A luta terminaria em Maio, depois de uma amnistia ter libertado 1500 presos. Pouco tempo depois, em Julho, o director-geral dos Serviços Prisionais, um inspector prisional de carreira, é substituído por um juiz.

A situação é de tal modo grave que o novo director-geral ensaia uma reforma do sistema prisional. Com isso, levanta contra si o ódio das redes mafiosas que impõem a lei dentro das prisões. Demitir-se-ia ano e meio depois dizendo que o sistema prisional tinha “chegado ao fundo” e que tinha sofrido ameaças de morte.

Um quadro de violência

O contexto que prepara a revolta de 1996 em Caxias está a definir-se. A população prisional volta de novo a crescer numa medida que não tem proporção com o aumento da criminalidade e que alguns atribuem a “excesso de zelo” das autoridades policiais e prisionais, juízes e magistrados.

As exigências levantadas pelos presos de Caxias em início de 1996 têm de novo a ver com problemas recorrentes do sistema prisional português: sobrelotação, insalubridade, má alimentação, exploração do trabalho prisional, agressões.

Neste quadro tem especial relevo a violência, física e psicológica, de que os detidos são alvo. A imagem dessa violência traduz-se no número de mortes ocorridas nas cadeias. Os números que conhecemos são escassos, mas elucidativos.

Em 1997, o número de mortos nas cadeias portuguesas foi de 106 por cada 10000, enquanto a média para os 10 piores países do Conselho da Europa (CE) era de 58.
Em 2000, a taxa em Portugal baixou para 60, mas a média nos países do CE foi de 31 e a média dos 10 piores foi de 63.
Em 2005, a mesma taxa subiu de novo em Portugal para 72, atingindo o valor absoluto de 93 mortos, sendo 43 por doença e 35…por razões desconhecidas!
Entre 2003 e 2005, os detidos que cometeram suicídio foram em número de 46 (mais de um por mês).

O país de “brandos costumes”, como os responsáveis do regime fascista apelidavam Portugal, sempre escondeu violências inconfessáveis. Não só as que uma ditadura de 48 anos e uma guerra colonial de 13 anos significaram, mas também aquelas que diariamente atingem o cidadão comum. A violência (e a impunidade) policial é uma dessas marcas de despotismo que transitou da ditadura para a democracia. Não apenas nas prisões, mas também cá fora. Sabem os leitores, por exemplo, que Portugal bate o recorde da Europa no que respeita a mortos a tiro pela polícia em simples acções de policiamento de rua, nomeadamente em perseguições automóveis?

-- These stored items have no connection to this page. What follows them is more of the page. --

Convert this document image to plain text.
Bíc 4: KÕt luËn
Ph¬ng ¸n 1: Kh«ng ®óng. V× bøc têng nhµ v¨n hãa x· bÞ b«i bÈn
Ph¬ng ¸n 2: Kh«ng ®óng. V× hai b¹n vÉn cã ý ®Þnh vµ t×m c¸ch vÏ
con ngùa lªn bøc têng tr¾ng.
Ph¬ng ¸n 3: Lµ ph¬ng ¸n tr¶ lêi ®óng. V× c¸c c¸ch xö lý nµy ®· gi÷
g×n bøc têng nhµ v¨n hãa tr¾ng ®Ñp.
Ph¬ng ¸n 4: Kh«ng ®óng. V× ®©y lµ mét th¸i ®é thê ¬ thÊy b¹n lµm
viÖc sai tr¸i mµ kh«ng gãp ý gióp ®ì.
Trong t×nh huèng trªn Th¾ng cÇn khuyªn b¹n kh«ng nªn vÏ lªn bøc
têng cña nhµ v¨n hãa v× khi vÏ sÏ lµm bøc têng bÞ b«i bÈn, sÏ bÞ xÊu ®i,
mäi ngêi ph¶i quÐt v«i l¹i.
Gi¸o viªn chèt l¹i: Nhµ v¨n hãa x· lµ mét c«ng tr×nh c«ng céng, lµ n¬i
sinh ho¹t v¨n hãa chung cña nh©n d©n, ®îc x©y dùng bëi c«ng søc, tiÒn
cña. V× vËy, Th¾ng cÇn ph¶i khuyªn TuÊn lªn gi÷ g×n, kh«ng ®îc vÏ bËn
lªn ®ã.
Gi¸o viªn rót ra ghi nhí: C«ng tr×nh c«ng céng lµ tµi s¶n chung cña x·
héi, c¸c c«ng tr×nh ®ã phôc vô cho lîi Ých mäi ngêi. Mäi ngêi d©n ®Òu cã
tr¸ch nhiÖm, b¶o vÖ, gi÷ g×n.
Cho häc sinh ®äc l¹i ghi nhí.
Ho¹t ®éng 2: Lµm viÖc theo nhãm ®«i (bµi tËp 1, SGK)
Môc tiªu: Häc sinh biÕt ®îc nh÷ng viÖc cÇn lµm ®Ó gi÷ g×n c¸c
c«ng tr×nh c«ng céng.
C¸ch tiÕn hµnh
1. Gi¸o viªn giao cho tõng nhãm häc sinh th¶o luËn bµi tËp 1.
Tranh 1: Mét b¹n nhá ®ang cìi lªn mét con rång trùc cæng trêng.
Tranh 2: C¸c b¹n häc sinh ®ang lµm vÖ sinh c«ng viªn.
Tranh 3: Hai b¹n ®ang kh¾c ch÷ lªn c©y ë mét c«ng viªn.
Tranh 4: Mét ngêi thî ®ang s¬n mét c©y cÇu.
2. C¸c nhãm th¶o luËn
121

(*) Artigo publicado no jornal espanhol Diagonal (n.º 107, 31.07.09)
Fontes: Direcção Geral dos Serviços Prisionais, Direcção Geral da Administração Interna, organizações de apoios aos presos, Amnistia Internacional.


Comentários dos leitores

josé paulino 22/8/2009, 0:28

É só falar dos reclusos e das suas condições, mas das agressões aos senhores guardario, aos prisionais, nem uma palavra, deviam ter vergonha.
A sério, nem dá para comentar.

Maria Brito 11/12/2009, 19:51

Pelos vistos o crime compensa cada vez mais...pôr as culpas na sociedade é apenas desresponsabilizar os criminosos e não resolver nada.
Porque não há mais gente a preocupar-se com as condições da polícia?